Godzilla vs. Megaguirus (2000) features the Japanese in a guise which desires not to be victims, but exterminators of the great lizard. They’ve concocted a weapon which spits black holes, but after its first test run, ancient flying creatures named Meganula appear (think 10 ft long dragonflies), plucking up juicy morsels to eat and eventually flooding Tokyo, probably because their molted skins clogged a sewer drain.
Meanwhile, Godzilla is on his way towards Tokyo, for reasons unknown – which give the Japanese a chance to eliminate him. But their attempt fails, and while waiting for the weapon to recharge, the Meganula arrive. The Japanese haven’t been able to do much with them, but Godzilla’s advanced halitosis weapon proves effective, and the battered Meganula survivors return to flooded Tokyo, where they fire up their mother / father / avenging god, Megaguirus. Yep, a giant dragonfly.
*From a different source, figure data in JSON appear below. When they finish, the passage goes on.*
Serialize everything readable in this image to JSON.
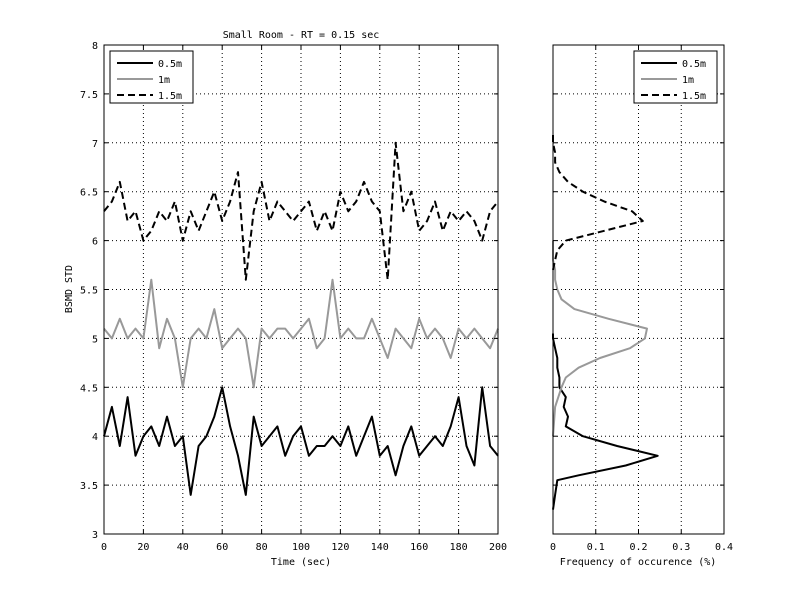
{
  "chart_data": [
    {
      "type": "line",
      "title": "Small Room -  RT = 0.15 sec",
      "xlabel": "Time (sec)",
      "ylabel": "BSMD STD",
      "xlim": [
        0,
        200
      ],
      "ylim": [
        3,
        8
      ],
      "xticks": [
        0,
        20,
        40,
        60,
        80,
        100,
        120,
        140,
        160,
        180,
        200
      ],
      "yticks": [
        3,
        3.5,
        4,
        4.5,
        5,
        5.5,
        6,
        6.5,
        7,
        7.5,
        8
      ],
      "grid": true,
      "legend_position": "top-left",
      "series": [
        {
          "name": "0.5m",
          "color": "#000000",
          "style": "solid",
          "x": [
            0,
            4,
            8,
            12,
            16,
            20,
            24,
            28,
            32,
            36,
            40,
            44,
            48,
            52,
            56,
            60,
            64,
            68,
            72,
            76,
            80,
            84,
            88,
            92,
            96,
            100,
            104,
            108,
            112,
            116,
            120,
            124,
            128,
            132,
            136,
            140,
            144,
            148,
            152,
            156,
            160,
            164,
            168,
            172,
            176,
            180,
            184,
            188,
            192,
            196,
            200
          ],
          "y": [
            4.0,
            4.3,
            3.9,
            4.4,
            3.8,
            4.0,
            4.1,
            3.9,
            4.2,
            3.9,
            4.0,
            3.4,
            3.9,
            4.0,
            4.2,
            4.5,
            4.1,
            3.8,
            3.4,
            4.2,
            3.9,
            4.0,
            4.1,
            3.8,
            4.0,
            4.1,
            3.8,
            3.9,
            3.9,
            4.0,
            3.9,
            4.1,
            3.8,
            4.0,
            4.2,
            3.8,
            3.9,
            3.6,
            3.9,
            4.1,
            3.8,
            3.9,
            4.0,
            3.9,
            4.1,
            4.4,
            3.9,
            3.7,
            4.5,
            3.9,
            3.8
          ]
        },
        {
          "name": "1m",
          "color": "#999999",
          "style": "solid",
          "x": [
            0,
            4,
            8,
            12,
            16,
            20,
            24,
            28,
            32,
            36,
            40,
            44,
            48,
            52,
            56,
            60,
            64,
            68,
            72,
            76,
            80,
            84,
            88,
            92,
            96,
            100,
            104,
            108,
            112,
            116,
            120,
            124,
            128,
            132,
            136,
            140,
            144,
            148,
            152,
            156,
            160,
            164,
            168,
            172,
            176,
            180,
            184,
            188,
            192,
            196,
            200
          ],
          "y": [
            5.1,
            5.0,
            5.2,
            5.0,
            5.1,
            5.0,
            5.6,
            4.9,
            5.2,
            5.0,
            4.5,
            5.0,
            5.1,
            5.0,
            5.3,
            4.9,
            5.0,
            5.1,
            5.0,
            4.5,
            5.1,
            5.0,
            5.1,
            5.1,
            5.0,
            5.1,
            5.2,
            4.9,
            5.0,
            5.6,
            5.0,
            5.1,
            5.0,
            5.0,
            5.2,
            5.0,
            4.8,
            5.1,
            5.0,
            4.9,
            5.2,
            5.0,
            5.1,
            5.0,
            4.8,
            5.1,
            5.0,
            5.1,
            5.0,
            4.9,
            5.1
          ]
        },
        {
          "name": "1.5m",
          "color": "#000000",
          "style": "dashed",
          "x": [
            0,
            4,
            8,
            12,
            16,
            20,
            24,
            28,
            32,
            36,
            40,
            44,
            48,
            52,
            56,
            60,
            64,
            68,
            72,
            76,
            80,
            84,
            88,
            92,
            96,
            100,
            104,
            108,
            112,
            116,
            120,
            124,
            128,
            132,
            136,
            140,
            144,
            148,
            152,
            156,
            160,
            164,
            168,
            172,
            176,
            180,
            184,
            188,
            192,
            196,
            200
          ],
          "y": [
            6.3,
            6.4,
            6.6,
            6.2,
            6.3,
            6.0,
            6.1,
            6.3,
            6.2,
            6.4,
            6.0,
            6.3,
            6.1,
            6.3,
            6.5,
            6.2,
            6.4,
            6.7,
            5.6,
            6.3,
            6.6,
            6.2,
            6.4,
            6.3,
            6.2,
            6.3,
            6.4,
            6.1,
            6.3,
            6.1,
            6.5,
            6.3,
            6.4,
            6.6,
            6.4,
            6.3,
            5.6,
            7.0,
            6.3,
            6.5,
            6.1,
            6.2,
            6.4,
            6.1,
            6.3,
            6.2,
            6.3,
            6.2,
            6.0,
            6.3,
            6.4
          ]
        }
      ]
    },
    {
      "type": "line",
      "xlabel": "Frequency of occurence (%)",
      "xlim": [
        0,
        0.4
      ],
      "ylim": [
        3,
        8
      ],
      "xticks": [
        0,
        0.1,
        0.2,
        0.3,
        0.4
      ],
      "grid": true,
      "legend_position": "top-right",
      "series": [
        {
          "name": "0.5m",
          "color": "#000000",
          "style": "solid",
          "y": [
            3.25,
            3.4,
            3.55,
            3.6,
            3.7,
            3.8,
            3.9,
            4.0,
            4.1,
            4.2,
            4.3,
            4.4,
            4.5,
            4.6,
            4.7,
            4.8,
            4.9,
            5.0,
            5.05
          ],
          "x": [
            0.0,
            0.005,
            0.01,
            0.06,
            0.17,
            0.245,
            0.15,
            0.07,
            0.03,
            0.035,
            0.025,
            0.03,
            0.015,
            0.015,
            0.01,
            0.01,
            0.005,
            0.0,
            0.0
          ]
        },
        {
          "name": "1m",
          "color": "#999999",
          "style": "solid",
          "y": [
            4.0,
            4.3,
            4.5,
            4.6,
            4.7,
            4.8,
            4.9,
            5.0,
            5.1,
            5.2,
            5.3,
            5.4,
            5.5,
            5.6,
            5.7,
            5.8,
            5.9,
            6.0
          ],
          "x": [
            0.0,
            0.005,
            0.02,
            0.03,
            0.06,
            0.11,
            0.18,
            0.215,
            0.22,
            0.13,
            0.05,
            0.02,
            0.01,
            0.005,
            0.005,
            0.0,
            0.0,
            0.0
          ]
        },
        {
          "name": "1.5m",
          "color": "#000000",
          "style": "dashed",
          "y": [
            5.7,
            5.8,
            5.9,
            6.0,
            6.1,
            6.2,
            6.3,
            6.4,
            6.5,
            6.6,
            6.7,
            6.8,
            6.9,
            7.0,
            7.1
          ],
          "x": [
            0.0,
            0.005,
            0.01,
            0.03,
            0.12,
            0.21,
            0.185,
            0.12,
            0.07,
            0.035,
            0.015,
            0.005,
            0.005,
            0.0,
            0.0
          ]
        }
      ]
    }
  ]
}
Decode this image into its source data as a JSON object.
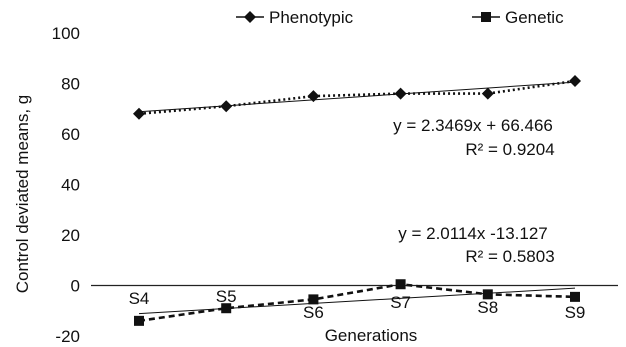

While the humans flit about ineffectively, Godzilla and Megaguirus have a traditional monster grudge match, and after a setback or three, Godzilla manages to burn Megaguirus to a crisp. At this point, the satellite housing the black hole gun is caught in a decaying orbit, and they only just manage to fire it at Godzilla, who then disappears. Some big wig goes to jail for concealing a banned plasma energy research facility in Tokyo, which is what attracted Godzilla to same.
And, speaking of, is he really gone?
Packed full of the usual ineffectual Japanese characters, the high point of this film is Godzilla himself, who looks suitably crabby about the entire thing. Megaguirus, on the other hand, is just a boring plastic model, and the Meganula aren’t much better.
Yeah, don’t bother, unless you’re a completist. Then do it with a case of beer.